I am refreshing my Linear Algebra knowledge and i stumbled across this problem in a book. Can someone help me? I thought about what happens if you interchange the values f_b that the elements of B are assigned to -but it does not get me anywhere, because in my head it doesn`t change anything of particular interest. Any suggestions? Do I have a wrong definition of a family in mind? If you don´t want to spend your time solving it, do you maybe have any thoughts you would investigate on? Let me know, please :/

The Problem:

Let $E,F$ be $\Bbb K$-vector spaces, $B$ a basis for $E$ and $(f_b)_{b \in B}$ be a family in $F$. Show that there exists a unique map $A:E \to F$ such that $A(b) = f_b$ for all $b \in B$.

The Problem

Answer 1

Claim: Given two vector spaces $V,W$ over $K$ with basis $\beta = \{x_1,...,x_n\}$ for $V$, and a list $\{w_1,...,w_n\}$ of vectors in $W$, then there is a unique linear transformation $T:V \rightarrow W$ such that $$ T(x_i) =w_i, \; (1 \leq i \leq n). $$ Hints: Let $v \in V$, because $\beta$ is a basis for $V$ you know that you can write any vector in $V$ as $$ v = \sum_{i=1}^n a_ix_i $$ uniquely with coefficients $a_i \in K$. Define a map $T:V \rightarrow W$ by $$ T(v) = \sum_{i=1}^na_iw_i. $$ Note here that these $a_i$ are the same as the coefficients that uniquely determine $v$ as a linear combination of elements of the basis $\beta$. (If you've seen coordinates already then these coefficients are $[v]_\beta$.) Next you need to show three things.
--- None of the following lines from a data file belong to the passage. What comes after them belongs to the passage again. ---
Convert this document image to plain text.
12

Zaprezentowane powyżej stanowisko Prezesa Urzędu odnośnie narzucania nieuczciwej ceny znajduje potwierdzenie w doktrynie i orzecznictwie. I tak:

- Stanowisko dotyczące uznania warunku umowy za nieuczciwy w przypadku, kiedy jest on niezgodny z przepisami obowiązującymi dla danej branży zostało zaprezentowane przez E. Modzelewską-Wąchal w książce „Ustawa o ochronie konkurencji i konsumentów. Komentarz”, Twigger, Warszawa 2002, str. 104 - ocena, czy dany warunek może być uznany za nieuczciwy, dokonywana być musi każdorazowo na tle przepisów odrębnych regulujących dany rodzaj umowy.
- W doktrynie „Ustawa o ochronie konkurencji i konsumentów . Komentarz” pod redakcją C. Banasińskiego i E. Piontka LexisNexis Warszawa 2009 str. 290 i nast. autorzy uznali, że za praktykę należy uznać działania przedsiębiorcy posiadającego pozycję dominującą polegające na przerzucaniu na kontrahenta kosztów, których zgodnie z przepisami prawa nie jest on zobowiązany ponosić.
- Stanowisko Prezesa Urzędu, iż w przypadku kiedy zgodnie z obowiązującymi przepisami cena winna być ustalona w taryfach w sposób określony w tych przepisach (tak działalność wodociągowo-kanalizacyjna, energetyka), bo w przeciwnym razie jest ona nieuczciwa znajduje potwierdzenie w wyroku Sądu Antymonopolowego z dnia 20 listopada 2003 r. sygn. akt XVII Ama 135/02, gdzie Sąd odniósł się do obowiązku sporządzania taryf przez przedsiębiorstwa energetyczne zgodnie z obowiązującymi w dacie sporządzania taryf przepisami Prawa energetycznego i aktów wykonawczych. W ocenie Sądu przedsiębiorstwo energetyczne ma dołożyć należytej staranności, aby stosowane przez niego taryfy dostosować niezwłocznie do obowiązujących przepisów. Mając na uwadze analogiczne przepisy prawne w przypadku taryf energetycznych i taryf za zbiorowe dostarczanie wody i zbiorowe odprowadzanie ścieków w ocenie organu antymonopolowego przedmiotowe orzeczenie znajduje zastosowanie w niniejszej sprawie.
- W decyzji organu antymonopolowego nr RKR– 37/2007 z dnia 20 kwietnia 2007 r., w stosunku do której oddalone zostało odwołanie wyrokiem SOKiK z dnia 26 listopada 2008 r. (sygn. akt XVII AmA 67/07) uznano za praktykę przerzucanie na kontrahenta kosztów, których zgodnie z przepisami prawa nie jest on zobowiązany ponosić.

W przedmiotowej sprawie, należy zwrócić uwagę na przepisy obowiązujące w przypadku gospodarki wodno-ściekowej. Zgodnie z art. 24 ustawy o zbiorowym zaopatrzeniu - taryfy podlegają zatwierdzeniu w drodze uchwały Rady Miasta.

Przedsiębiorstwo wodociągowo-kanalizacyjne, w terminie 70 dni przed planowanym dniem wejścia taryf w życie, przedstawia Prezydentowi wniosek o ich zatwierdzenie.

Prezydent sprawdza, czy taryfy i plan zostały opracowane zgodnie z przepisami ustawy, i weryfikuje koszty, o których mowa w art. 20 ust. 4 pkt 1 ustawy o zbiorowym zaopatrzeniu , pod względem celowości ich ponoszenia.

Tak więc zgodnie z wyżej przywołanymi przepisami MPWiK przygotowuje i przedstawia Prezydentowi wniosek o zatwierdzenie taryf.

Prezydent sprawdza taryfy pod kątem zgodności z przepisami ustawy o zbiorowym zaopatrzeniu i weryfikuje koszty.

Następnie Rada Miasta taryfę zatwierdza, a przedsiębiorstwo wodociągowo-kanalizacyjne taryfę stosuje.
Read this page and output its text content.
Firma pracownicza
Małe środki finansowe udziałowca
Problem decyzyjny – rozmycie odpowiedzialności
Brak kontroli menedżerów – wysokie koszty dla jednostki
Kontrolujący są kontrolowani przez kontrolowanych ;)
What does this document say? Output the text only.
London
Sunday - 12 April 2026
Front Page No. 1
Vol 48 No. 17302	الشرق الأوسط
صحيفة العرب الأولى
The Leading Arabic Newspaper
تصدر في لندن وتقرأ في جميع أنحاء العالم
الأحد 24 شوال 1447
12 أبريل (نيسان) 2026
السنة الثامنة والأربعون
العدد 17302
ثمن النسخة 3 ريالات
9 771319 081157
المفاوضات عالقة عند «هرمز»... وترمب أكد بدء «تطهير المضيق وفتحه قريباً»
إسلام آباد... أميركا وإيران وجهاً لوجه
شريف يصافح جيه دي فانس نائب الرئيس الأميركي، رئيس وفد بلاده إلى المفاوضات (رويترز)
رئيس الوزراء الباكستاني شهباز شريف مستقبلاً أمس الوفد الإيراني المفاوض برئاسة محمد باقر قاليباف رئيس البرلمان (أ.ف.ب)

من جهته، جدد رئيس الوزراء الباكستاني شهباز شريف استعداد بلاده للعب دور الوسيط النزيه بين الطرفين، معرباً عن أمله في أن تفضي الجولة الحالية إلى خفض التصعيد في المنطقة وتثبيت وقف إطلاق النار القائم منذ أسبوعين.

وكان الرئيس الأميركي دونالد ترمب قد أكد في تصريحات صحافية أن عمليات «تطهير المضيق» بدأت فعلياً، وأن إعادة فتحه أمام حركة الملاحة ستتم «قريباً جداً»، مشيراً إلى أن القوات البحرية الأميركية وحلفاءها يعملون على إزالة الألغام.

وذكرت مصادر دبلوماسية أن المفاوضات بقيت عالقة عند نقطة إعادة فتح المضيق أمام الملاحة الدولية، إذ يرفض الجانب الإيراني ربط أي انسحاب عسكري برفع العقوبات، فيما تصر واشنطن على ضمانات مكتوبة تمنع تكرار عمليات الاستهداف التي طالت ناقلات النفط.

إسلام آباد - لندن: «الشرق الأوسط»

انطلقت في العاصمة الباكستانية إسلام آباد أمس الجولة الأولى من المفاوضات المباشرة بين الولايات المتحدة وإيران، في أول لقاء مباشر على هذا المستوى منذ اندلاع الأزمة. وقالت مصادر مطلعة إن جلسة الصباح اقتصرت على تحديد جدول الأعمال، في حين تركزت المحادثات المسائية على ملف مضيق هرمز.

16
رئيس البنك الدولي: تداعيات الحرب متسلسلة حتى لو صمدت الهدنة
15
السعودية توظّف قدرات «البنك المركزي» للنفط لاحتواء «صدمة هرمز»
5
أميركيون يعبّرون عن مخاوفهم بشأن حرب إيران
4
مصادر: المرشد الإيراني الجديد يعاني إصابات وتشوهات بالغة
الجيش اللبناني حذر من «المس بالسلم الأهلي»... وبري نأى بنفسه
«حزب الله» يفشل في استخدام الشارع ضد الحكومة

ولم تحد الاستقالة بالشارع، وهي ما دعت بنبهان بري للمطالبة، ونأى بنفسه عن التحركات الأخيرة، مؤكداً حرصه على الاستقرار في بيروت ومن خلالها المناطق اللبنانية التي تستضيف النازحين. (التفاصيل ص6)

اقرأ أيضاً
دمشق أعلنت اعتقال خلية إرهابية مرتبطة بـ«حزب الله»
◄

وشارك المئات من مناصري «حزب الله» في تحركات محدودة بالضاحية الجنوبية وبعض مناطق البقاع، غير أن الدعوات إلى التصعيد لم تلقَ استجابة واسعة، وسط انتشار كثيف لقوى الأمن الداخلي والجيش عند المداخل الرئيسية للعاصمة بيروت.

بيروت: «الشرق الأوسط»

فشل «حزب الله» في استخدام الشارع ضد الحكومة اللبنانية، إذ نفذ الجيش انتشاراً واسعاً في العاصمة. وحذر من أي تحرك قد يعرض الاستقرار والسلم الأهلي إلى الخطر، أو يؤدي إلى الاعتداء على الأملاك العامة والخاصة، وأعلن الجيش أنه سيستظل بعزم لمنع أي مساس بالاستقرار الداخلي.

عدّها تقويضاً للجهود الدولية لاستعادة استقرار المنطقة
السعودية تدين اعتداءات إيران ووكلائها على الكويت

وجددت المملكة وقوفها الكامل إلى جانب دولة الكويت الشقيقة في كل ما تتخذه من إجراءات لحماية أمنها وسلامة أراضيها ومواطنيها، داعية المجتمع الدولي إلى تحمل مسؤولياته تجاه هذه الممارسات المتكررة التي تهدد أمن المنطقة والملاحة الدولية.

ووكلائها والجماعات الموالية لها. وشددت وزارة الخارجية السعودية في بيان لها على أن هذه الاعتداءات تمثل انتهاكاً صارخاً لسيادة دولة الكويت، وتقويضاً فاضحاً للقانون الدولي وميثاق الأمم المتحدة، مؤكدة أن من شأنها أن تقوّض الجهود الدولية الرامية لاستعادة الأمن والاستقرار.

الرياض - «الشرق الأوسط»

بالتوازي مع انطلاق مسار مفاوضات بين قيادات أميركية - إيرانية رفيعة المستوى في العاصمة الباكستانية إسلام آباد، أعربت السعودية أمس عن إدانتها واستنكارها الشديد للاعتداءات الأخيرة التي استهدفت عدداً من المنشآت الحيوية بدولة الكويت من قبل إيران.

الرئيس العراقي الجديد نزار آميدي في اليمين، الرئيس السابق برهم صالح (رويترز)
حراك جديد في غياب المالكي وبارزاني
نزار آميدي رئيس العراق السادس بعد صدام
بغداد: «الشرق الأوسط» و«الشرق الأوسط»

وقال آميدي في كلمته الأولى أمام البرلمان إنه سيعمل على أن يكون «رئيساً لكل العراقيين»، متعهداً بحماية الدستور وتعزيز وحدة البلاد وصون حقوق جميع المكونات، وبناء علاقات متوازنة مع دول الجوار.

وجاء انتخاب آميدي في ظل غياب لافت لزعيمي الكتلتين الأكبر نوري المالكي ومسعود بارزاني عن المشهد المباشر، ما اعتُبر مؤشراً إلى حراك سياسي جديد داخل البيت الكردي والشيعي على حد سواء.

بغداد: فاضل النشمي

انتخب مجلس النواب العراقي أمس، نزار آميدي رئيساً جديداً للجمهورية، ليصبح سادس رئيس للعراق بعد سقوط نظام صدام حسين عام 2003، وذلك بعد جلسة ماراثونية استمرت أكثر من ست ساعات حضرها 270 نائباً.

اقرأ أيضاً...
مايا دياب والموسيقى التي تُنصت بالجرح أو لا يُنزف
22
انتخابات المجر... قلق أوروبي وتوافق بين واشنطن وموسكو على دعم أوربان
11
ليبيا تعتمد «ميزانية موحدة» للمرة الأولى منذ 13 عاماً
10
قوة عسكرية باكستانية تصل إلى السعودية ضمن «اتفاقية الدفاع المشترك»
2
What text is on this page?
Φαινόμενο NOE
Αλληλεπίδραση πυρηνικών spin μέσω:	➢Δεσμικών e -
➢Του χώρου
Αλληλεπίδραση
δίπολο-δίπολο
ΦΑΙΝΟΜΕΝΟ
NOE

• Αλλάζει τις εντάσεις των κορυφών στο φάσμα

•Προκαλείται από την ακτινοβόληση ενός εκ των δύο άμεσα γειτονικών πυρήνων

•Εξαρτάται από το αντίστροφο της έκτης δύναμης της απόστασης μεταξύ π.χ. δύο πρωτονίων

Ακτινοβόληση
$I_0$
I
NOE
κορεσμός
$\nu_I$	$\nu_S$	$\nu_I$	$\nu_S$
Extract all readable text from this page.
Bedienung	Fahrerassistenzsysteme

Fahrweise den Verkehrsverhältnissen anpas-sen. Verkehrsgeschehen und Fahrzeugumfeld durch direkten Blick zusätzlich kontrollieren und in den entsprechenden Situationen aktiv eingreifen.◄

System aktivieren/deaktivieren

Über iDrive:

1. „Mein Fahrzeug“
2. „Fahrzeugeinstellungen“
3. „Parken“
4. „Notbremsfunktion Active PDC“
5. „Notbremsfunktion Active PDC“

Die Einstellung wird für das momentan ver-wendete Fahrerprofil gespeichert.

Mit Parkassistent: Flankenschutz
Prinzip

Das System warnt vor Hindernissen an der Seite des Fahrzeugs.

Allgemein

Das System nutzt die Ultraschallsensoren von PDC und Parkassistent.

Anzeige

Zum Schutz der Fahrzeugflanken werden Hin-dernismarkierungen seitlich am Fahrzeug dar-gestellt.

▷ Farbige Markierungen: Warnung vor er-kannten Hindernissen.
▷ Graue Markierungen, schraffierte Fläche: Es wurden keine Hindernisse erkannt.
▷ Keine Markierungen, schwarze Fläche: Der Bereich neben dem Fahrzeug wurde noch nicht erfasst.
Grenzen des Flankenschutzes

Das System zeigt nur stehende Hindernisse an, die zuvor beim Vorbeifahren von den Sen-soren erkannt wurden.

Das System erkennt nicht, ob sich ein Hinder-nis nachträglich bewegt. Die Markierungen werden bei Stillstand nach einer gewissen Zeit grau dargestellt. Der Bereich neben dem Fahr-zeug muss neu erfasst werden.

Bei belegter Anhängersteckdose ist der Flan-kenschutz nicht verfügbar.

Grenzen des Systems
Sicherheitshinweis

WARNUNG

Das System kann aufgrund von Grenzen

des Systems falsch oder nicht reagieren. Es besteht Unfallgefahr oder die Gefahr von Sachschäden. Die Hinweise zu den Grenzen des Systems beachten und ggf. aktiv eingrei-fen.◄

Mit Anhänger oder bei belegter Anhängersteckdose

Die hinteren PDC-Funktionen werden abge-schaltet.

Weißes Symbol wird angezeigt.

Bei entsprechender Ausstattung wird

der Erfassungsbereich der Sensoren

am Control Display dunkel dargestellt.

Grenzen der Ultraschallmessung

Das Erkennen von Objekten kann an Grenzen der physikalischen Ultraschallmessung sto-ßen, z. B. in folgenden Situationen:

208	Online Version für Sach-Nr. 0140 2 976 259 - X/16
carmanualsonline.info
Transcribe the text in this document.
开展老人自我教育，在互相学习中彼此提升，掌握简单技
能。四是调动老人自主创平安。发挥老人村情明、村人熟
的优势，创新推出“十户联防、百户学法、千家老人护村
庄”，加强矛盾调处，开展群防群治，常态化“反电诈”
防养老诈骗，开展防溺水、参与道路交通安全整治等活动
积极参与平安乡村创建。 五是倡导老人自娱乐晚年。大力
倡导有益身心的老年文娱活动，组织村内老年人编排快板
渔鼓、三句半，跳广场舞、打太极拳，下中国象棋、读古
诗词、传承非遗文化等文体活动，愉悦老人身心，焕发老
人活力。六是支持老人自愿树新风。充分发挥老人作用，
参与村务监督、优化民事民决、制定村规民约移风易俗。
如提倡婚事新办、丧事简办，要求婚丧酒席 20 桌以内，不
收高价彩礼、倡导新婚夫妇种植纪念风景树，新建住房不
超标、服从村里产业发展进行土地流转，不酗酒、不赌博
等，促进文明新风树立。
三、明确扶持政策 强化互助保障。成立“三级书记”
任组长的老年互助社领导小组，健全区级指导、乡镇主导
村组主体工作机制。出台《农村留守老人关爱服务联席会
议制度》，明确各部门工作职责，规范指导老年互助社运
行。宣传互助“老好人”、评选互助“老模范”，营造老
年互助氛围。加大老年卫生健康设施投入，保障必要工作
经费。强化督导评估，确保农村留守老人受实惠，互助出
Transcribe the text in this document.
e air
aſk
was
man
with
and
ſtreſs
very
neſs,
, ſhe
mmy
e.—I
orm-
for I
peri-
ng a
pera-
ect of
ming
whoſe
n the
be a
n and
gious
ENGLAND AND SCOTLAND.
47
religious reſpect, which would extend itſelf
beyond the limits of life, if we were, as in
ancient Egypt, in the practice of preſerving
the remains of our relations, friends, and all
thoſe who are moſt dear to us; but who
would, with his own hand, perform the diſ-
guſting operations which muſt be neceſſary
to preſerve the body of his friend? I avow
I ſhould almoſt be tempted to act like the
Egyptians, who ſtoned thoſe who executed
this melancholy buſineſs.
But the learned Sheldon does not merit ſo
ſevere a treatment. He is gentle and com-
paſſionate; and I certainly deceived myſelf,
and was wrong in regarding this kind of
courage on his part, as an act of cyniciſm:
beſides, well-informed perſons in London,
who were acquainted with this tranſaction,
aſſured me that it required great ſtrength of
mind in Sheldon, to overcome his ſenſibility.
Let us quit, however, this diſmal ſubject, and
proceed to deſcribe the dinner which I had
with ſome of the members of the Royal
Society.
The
1. This map $T$ is in fact a linear map.
2. It does take $x_i \mapsto w_i$ for$1 \leq i \leq n$.
3. It is unique.

The first two are straightforward. For the third, because it's a uniqueness proof assume that there are two such linear maps and show they must be the same. If you want to find the complete proof it's outlined in Friedberg, Insel and Spence, Theorem 2.6.